Our Town, March 18, 1998
TAKE ANIMALS SERIOUSLY
As any animal lover will tell you, a pet is much more than a piece of property; it's part of the family, a friend and a companion. So, when a pet goes missing or is taken, it is a heart-wrenching experience. It is also a mind-numbing journey through city red tape and nightmarish visits to city animal shelters where more than 45,000 animals are killed every year. According to animal advocates, the Center for Animal Care and Control (CACC) is a mess and in need of an overhaul. Last year, animal welfare groups united under the Shelter Reform Action Committee and submitted 75,000 signatures to the city in an effort to get an initiative on the 1997 November ballot. The initiative proposed a new city department on animal affairs to take over the job from the Depart ment of Health. Unfortunately, a judge refused to put the plan on the ballot and let voters make their own choice.
Someone who is looking for a missing pet is in a race against time. Under the law, the CACC can euthanize a pet 48 hours after it enters the shelter.
To compound the dismal situation facing homeless or lost animals, pet theft is often not taken seriously. Animal advocates and some legislators say that many pets are stolen and sold to research facilities for grisly experiments.
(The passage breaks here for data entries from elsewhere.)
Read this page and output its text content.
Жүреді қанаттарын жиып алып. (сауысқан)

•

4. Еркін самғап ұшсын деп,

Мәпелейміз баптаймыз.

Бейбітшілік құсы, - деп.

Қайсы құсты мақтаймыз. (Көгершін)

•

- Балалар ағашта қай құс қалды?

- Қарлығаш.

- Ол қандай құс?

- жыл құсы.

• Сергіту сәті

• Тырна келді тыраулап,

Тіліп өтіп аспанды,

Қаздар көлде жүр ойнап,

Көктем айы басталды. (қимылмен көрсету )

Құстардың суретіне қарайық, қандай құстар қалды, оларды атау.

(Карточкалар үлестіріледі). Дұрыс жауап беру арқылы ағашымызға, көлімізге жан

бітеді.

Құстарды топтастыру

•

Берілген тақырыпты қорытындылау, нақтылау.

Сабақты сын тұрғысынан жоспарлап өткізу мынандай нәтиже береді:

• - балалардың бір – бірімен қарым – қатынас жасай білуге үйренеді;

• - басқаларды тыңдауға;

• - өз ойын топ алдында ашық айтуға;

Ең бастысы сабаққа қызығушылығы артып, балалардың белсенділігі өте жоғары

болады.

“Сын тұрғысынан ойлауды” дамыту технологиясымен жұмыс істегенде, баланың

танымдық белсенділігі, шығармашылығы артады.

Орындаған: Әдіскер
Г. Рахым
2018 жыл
Currently, the penalty for stealing someone else's pet, if it is valued at more than $1,000, is punishable with a maximum one-year prison sentence. It is a misdemeanor which is often not enforced. A bill, which has passed by the state senate but rejected by the state assembly, has floundered in the legislature for more than 10 years. The bill would criminalize pet theft and make it a felony. And while it is impossible to put a dollar value on a pet, the bill would make pet stealing a more serious offense. Hopefully, it will pass this year.